Foto: Gabriel Rezende Faria | Embrapa

25 Fevereiro 2022

 

Neste espaço se entrelaçam poesia e mística. Por meio de orações de mestres espirituais de diferentes religiões, mergulhamos no Mistério que é a absoluta transcendência e a absoluta proximidade. Este serviço é uma iniciativa feita em parceria com o Prof. Dr. Faustino Teixeira, teólogo, professor e pesquisador do PPG em Ciências da Religião da Universidade Federal de Juiz de Fora.

 

Que elegantes

 

Que elegantes!

Os animais.

Ah! deixar-se

pelos músculos. Viver

discreta entre as sombras.

Não se preocupar com folhagens

riscando, raspando, umedecendo

e rosnando levar a vida! Descansar.

Entretanto eu aqui a entender

que não se conhece natureza

que nunca há paisagem

e é com isso que lentamente

nos pomos a acender

a brasa lenta desfazemos

em cinzas essa cultura.

Quer dizer, ter pela cintura

plumas, ser pela ampla

ampliação dos rios com várzeas.

Cobrir de penachos os “achos”

ao abrir das estrelas

cantar, gritar, trinar

febris (tão meus) compassos.

Não dizer nada

nem saber dançar.

Esquecer, esquecer – lembrar.

 

Fonte: Júlia de Carvalho Hansen. Seiva, veneno ou fruto. Belo Horizonte: Chão da Feira, 2016, p. 17.

 

Júlia de Carvalho Hansen (Foto: Divulgação)

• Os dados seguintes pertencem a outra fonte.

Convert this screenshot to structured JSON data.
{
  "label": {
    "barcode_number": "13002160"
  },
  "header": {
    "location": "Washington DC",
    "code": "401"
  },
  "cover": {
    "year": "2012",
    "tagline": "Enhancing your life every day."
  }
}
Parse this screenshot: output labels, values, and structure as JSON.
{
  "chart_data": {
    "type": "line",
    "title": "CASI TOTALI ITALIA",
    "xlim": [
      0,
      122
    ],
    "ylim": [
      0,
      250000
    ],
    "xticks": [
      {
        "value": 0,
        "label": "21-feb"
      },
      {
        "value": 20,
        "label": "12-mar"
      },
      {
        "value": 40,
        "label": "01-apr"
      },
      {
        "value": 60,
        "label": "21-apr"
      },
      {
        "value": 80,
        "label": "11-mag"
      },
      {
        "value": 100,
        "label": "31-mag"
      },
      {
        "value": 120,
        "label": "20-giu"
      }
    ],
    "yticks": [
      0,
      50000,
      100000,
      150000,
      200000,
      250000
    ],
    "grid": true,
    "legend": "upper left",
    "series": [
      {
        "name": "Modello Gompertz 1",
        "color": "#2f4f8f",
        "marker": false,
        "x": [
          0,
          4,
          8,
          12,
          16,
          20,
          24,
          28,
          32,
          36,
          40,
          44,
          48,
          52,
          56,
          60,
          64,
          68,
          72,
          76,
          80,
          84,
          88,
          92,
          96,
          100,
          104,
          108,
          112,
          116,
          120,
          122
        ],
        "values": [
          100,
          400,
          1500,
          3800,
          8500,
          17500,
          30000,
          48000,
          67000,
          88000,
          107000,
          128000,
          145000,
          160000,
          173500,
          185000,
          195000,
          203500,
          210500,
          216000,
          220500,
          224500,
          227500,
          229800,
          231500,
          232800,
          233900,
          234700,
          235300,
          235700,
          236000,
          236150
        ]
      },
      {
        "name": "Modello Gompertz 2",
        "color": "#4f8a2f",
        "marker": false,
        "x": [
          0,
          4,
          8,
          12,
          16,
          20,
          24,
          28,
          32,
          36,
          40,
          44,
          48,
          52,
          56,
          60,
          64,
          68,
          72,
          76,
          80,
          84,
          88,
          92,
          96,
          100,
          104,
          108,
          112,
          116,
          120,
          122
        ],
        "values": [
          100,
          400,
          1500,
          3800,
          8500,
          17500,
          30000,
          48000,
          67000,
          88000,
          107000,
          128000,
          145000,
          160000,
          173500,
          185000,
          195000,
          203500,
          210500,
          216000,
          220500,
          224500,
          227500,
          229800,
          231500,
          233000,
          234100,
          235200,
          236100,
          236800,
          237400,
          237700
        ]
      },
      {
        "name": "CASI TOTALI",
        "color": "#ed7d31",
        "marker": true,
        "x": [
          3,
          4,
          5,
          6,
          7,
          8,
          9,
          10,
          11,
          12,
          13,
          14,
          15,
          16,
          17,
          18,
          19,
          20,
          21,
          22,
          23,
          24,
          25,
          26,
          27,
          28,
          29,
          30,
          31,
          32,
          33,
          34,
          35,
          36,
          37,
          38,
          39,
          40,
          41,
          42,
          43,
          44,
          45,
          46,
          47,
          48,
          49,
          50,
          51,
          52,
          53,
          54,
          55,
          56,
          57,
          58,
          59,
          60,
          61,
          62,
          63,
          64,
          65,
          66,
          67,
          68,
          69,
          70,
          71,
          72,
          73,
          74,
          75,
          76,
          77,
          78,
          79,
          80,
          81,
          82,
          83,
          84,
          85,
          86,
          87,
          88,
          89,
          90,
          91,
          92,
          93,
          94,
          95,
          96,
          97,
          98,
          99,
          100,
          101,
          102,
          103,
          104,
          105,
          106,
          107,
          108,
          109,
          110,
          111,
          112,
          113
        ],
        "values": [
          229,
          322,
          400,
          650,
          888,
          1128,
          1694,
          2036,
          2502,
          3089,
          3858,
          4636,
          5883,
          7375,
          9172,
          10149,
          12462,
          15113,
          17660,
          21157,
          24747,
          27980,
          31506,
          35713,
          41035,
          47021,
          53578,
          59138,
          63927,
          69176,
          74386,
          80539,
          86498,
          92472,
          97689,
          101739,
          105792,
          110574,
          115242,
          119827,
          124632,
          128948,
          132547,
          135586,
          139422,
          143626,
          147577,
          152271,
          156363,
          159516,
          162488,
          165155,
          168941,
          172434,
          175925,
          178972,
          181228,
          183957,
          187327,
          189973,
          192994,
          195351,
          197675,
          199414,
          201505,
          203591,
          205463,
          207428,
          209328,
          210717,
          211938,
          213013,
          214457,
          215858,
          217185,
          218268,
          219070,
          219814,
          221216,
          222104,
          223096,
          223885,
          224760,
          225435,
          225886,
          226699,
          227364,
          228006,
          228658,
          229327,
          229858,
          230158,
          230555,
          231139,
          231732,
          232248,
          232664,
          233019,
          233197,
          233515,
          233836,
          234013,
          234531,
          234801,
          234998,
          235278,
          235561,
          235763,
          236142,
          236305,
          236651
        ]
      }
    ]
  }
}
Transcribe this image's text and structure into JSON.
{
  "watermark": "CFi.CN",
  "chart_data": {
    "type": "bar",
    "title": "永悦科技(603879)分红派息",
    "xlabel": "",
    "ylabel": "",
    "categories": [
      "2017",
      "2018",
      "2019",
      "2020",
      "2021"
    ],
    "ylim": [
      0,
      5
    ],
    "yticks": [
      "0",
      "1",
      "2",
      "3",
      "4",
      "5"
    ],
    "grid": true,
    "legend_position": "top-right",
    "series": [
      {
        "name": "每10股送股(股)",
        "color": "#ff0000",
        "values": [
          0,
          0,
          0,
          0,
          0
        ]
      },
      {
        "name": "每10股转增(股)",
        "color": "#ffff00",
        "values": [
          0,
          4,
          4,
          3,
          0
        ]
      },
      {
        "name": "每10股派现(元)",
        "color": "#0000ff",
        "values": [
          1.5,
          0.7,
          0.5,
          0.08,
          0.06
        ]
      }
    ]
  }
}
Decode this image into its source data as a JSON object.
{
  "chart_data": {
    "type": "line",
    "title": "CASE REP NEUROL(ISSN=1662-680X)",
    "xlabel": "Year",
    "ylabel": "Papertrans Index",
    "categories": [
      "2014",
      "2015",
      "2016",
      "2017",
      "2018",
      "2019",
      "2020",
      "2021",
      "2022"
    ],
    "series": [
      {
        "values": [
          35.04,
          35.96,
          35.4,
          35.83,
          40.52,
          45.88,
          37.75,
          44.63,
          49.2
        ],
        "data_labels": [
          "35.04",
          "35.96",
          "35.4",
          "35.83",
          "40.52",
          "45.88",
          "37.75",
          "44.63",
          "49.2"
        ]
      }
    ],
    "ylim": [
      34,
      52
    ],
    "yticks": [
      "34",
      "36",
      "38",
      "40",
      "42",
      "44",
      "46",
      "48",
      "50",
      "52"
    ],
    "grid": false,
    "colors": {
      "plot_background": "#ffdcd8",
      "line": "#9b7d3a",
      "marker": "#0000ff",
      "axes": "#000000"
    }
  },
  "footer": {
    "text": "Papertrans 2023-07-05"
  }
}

Júlia de Carvalho Hansen (1984): É uma poeta, astróloga e editora paulistana. É graduada em Letras pela Universidade de São Paulo (USP), mestre em Estudos Portugueses pela Universidade Nova de Lisboa. É autora de livros publicados no Brasil e em Portugal, entre eles, Cantos de estima (edição da autora, 2009 e Douda Correria, 2015); O túnel e o acordeom (Não Edições, 2013); Alforria blues ou Poemas do Destino do Mar (2013) e Seiva veneno ou fruto (2016), estes dois pela Chão da Feira – iniciativa editorial que realiza em parceria com outras editoras mulheres.